Apple refutes VoIP-Pal charge over patent infringement on FaceTime

Apple refutes VoIP-Pal charge over patent infringement on FaceTime

Last week, we reported on an accusation by VoIP-Pal that Apple was infringing one of its patents with the FaceTime it’s the iMessage.

Now, the Apple counterattacked the patent troll (a company that buys patents to prosecute anyone who infringes them) in a new complaint filed with the Northern California District Court, in which the company claims not to have infringed patent number 10,218,606.

Precisely, the registry describes IP-based communication methods with external networks, as well as features of automatic call routing, support of dial-up assistants and use of identifiers in such networks.

In the document sent by Apple to the American court, the company not only claims that it did not infringe these patents, but asks the court to invalidate its functional claims, since they are «identical» or «very similar» to patents that have already been invalidated. .

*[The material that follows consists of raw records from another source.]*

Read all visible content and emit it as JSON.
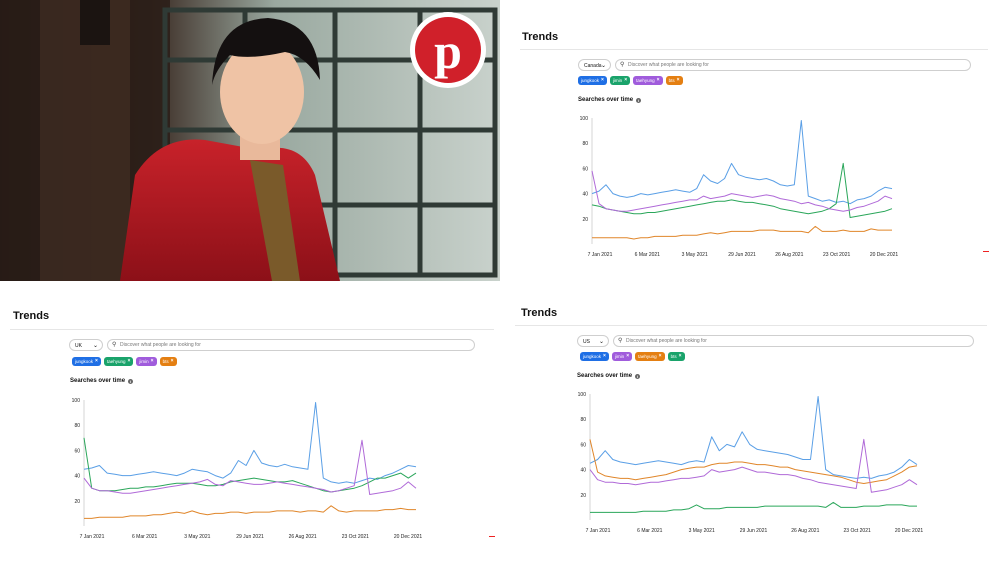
{
  "photo": {
    "logo_label": "Pinterest"
  },
  "colors": {
    "blue": "#1f6fe5",
    "green": "#1aa36b",
    "purple": "#a05cdc",
    "orange": "#e47f12",
    "line_blue": "#5a9fe6",
    "line_green": "#2aa65a",
    "line_purple": "#b06ad8",
    "line_orange": "#e0862a"
  },
  "panels": [
    {
      "title": "Trends",
      "region": "Canada",
      "search_placeholder": "Discover what people are looking for",
      "chips": [
        {
          "label": "jungkook",
          "color": "#1f6fe5"
        },
        {
          "label": "jimin",
          "color": "#1aa36b"
        },
        {
          "label": "taehyung",
          "color": "#a05cdc"
        },
        {
          "label": "bts",
          "color": "#e47f12"
        }
      ],
      "chart_title": "Searches over time"
    },
    {
      "title": "Trends",
      "region": "UK",
      "search_placeholder": "Discover what people are looking for",
      "chips": [
        {
          "label": "jungkook",
          "color": "#1f6fe5"
        },
        {
          "label": "taehyung",
          "color": "#1aa36b"
        },
        {
          "label": "jimin",
          "color": "#a05cdc"
        },
        {
          "label": "bts",
          "color": "#e47f12"
        }
      ],
      "chart_title": "Searches over time"
    },
    {
      "title": "Trends",
      "region": "US",
      "search_placeholder": "Discover what people are looking for",
      "chips": [
        {
          "label": "jungkook",
          "color": "#1f6fe5"
        },
        {
          "label": "jimin",
          "color": "#a05cdc"
        },
        {
          "label": "taehyung",
          "color": "#e47f12"
        },
        {
          "label": "bts",
          "color": "#1aa36b"
        }
      ],
      "chart_title": "Searches over time"
    }
  ],
  "chart_data": [
    {
      "type": "line",
      "title": "Searches over time",
      "region": "Canada",
      "x_ticks": [
        "7 Jan 2021",
        "6 Mar 2021",
        "3 May 2021",
        "29 Jun 2021",
        "26 Aug 2021",
        "23 Oct 2021",
        "20 Dec 2021"
      ],
      "ylim": [
        0,
        100
      ],
      "y_ticks": [
        20,
        40,
        60,
        80,
        100
      ],
      "grid": false,
      "series": [
        {
          "color": "#5a9fe6",
          "values": [
            40,
            42,
            47,
            40,
            38,
            37,
            38,
            40,
            39,
            40,
            41,
            42,
            43,
            42,
            41,
            44,
            55,
            50,
            48,
            52,
            64,
            55,
            53,
            52,
            51,
            52,
            50,
            47,
            46,
            47,
            98,
            38,
            36,
            34,
            35,
            33,
            34,
            32,
            35,
            36,
            38,
            42,
            45,
            44
          ]
        },
        {
          "color": "#2aa65a",
          "values": [
            31,
            30,
            28,
            27,
            26,
            25,
            24,
            24,
            25,
            25,
            26,
            27,
            28,
            29,
            30,
            31,
            32,
            33,
            34,
            34,
            35,
            34,
            33,
            33,
            32,
            31,
            30,
            28,
            27,
            26,
            25,
            24,
            25,
            26,
            28,
            32,
            64,
            21,
            22,
            23,
            24,
            25,
            26,
            28
          ]
        },
        {
          "color": "#b06ad8",
          "values": [
            58,
            32,
            28,
            27,
            26,
            26,
            27,
            28,
            29,
            30,
            31,
            32,
            33,
            34,
            35,
            35,
            38,
            36,
            37,
            38,
            40,
            39,
            38,
            37,
            38,
            39,
            38,
            36,
            35,
            34,
            32,
            33,
            31,
            30,
            28,
            27,
            26,
            27,
            29,
            30,
            32,
            34,
            38,
            36
          ]
        },
        {
          "color": "#e0862a",
          "values": [
            5,
            5,
            5,
            5,
            5,
            5,
            4,
            5,
            5,
            6,
            6,
            6,
            6,
            7,
            7,
            7,
            8,
            9,
            8,
            9,
            10,
            10,
            10,
            10,
            11,
            11,
            11,
            10,
            10,
            10,
            10,
            9,
            14,
            10,
            10,
            10,
            11,
            10,
            10,
            10,
            12,
            11,
            11,
            11
          ]
        }
      ]
    },
    {
      "type": "line",
      "title": "Searches over time",
      "region": "UK",
      "x_ticks": [
        "7 Jan 2021",
        "6 Mar 2021",
        "3 May 2021",
        "29 Jun 2021",
        "26 Aug 2021",
        "23 Oct 2021",
        "20 Dec 2021"
      ],
      "ylim": [
        0,
        100
      ],
      "y_ticks": [
        20,
        40,
        60,
        80,
        100
      ],
      "grid": false,
      "series": [
        {
          "color": "#5a9fe6",
          "values": [
            45,
            46,
            48,
            42,
            41,
            40,
            40,
            41,
            42,
            43,
            42,
            41,
            40,
            42,
            45,
            44,
            43,
            40,
            38,
            42,
            52,
            48,
            60,
            50,
            48,
            47,
            49,
            47,
            46,
            45,
            98,
            38,
            35,
            34,
            35,
            34,
            36,
            38,
            37,
            40,
            42,
            45,
            48,
            47
          ]
        },
        {
          "color": "#2aa65a",
          "values": [
            70,
            30,
            28,
            28,
            28,
            29,
            30,
            30,
            31,
            31,
            32,
            33,
            34,
            34,
            34,
            33,
            32,
            32,
            33,
            35,
            36,
            37,
            38,
            37,
            36,
            35,
            35,
            36,
            34,
            32,
            30,
            28,
            27,
            28,
            29,
            30,
            32,
            35,
            38,
            38,
            40,
            42,
            38,
            42
          ]
        },
        {
          "color": "#b06ad8",
          "values": [
            38,
            30,
            28,
            28,
            27,
            26,
            26,
            27,
            28,
            29,
            30,
            31,
            32,
            33,
            34,
            35,
            37,
            33,
            32,
            36,
            35,
            34,
            33,
            33,
            34,
            35,
            34,
            33,
            32,
            31,
            30,
            29,
            27,
            28,
            30,
            32,
            68,
            25,
            26,
            27,
            28,
            30,
            35,
            30
          ]
        },
        {
          "color": "#e0862a",
          "values": [
            6,
            6,
            7,
            7,
            7,
            7,
            8,
            8,
            8,
            9,
            9,
            10,
            11,
            10,
            12,
            10,
            9,
            10,
            10,
            11,
            11,
            10,
            11,
            11,
            11,
            12,
            12,
            12,
            11,
            12,
            12,
            11,
            16,
            12,
            11,
            12,
            12,
            12,
            12,
            13,
            13,
            14,
            13,
            13
          ]
        }
      ]
    },
    {
      "type": "line",
      "title": "Searches over time",
      "region": "US",
      "x_ticks": [
        "7 Jan 2021",
        "6 Mar 2021",
        "3 May 2021",
        "29 Jun 2021",
        "26 Aug 2021",
        "23 Oct 2021",
        "20 Dec 2021"
      ],
      "ylim": [
        0,
        100
      ],
      "y_ticks": [
        20,
        40,
        60,
        80,
        100
      ],
      "grid": false,
      "series": [
        {
          "color": "#5a9fe6",
          "values": [
            45,
            48,
            55,
            48,
            46,
            45,
            44,
            45,
            46,
            47,
            46,
            45,
            44,
            46,
            47,
            46,
            66,
            55,
            60,
            58,
            70,
            60,
            56,
            55,
            54,
            53,
            52,
            50,
            48,
            48,
            98,
            40,
            36,
            35,
            34,
            33,
            34,
            33,
            35,
            36,
            38,
            42,
            48,
            44
          ]
        },
        {
          "color": "#e0862a",
          "values": [
            64,
            38,
            35,
            34,
            33,
            33,
            32,
            33,
            34,
            35,
            36,
            38,
            40,
            41,
            42,
            42,
            44,
            45,
            45,
            46,
            46,
            45,
            44,
            44,
            43,
            42,
            42,
            40,
            39,
            38,
            37,
            36,
            35,
            34,
            32,
            30,
            29,
            30,
            31,
            32,
            35,
            38,
            42,
            43
          ]
        },
        {
          "color": "#b06ad8",
          "values": [
            40,
            32,
            30,
            30,
            29,
            29,
            28,
            29,
            30,
            30,
            31,
            32,
            33,
            33,
            34,
            35,
            40,
            38,
            39,
            40,
            42,
            40,
            38,
            38,
            37,
            36,
            36,
            35,
            33,
            32,
            30,
            29,
            28,
            27,
            26,
            25,
            64,
            22,
            23,
            24,
            26,
            28,
            32,
            28
          ]
        },
        {
          "color": "#2aa65a",
          "values": [
            6,
            6,
            6,
            6,
            6,
            6,
            6,
            7,
            7,
            7,
            7,
            8,
            8,
            9,
            12,
            9,
            9,
            9,
            10,
            10,
            10,
            10,
            10,
            11,
            11,
            11,
            11,
            11,
            11,
            11,
            11,
            10,
            14,
            10,
            10,
            10,
            11,
            11,
            11,
            12,
            12,
            12,
            11,
            11
          ]
        }
      ]
    }
  ]
}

In addition to the fact that VoIP-Pal is a “non-practicing entity”, another feature of the patent makes it lose even more credibility: its registration was completed only in 2018, eight years after the launch of FaceTime and seven years after the creation of iMessage.

Previously, Judge Lucy Koh, who is presiding over the case, found that six other VoIP-Pal patents were invalid because they were too “generic”. It is likely, then, that the patent troll have the same end. We’ll see.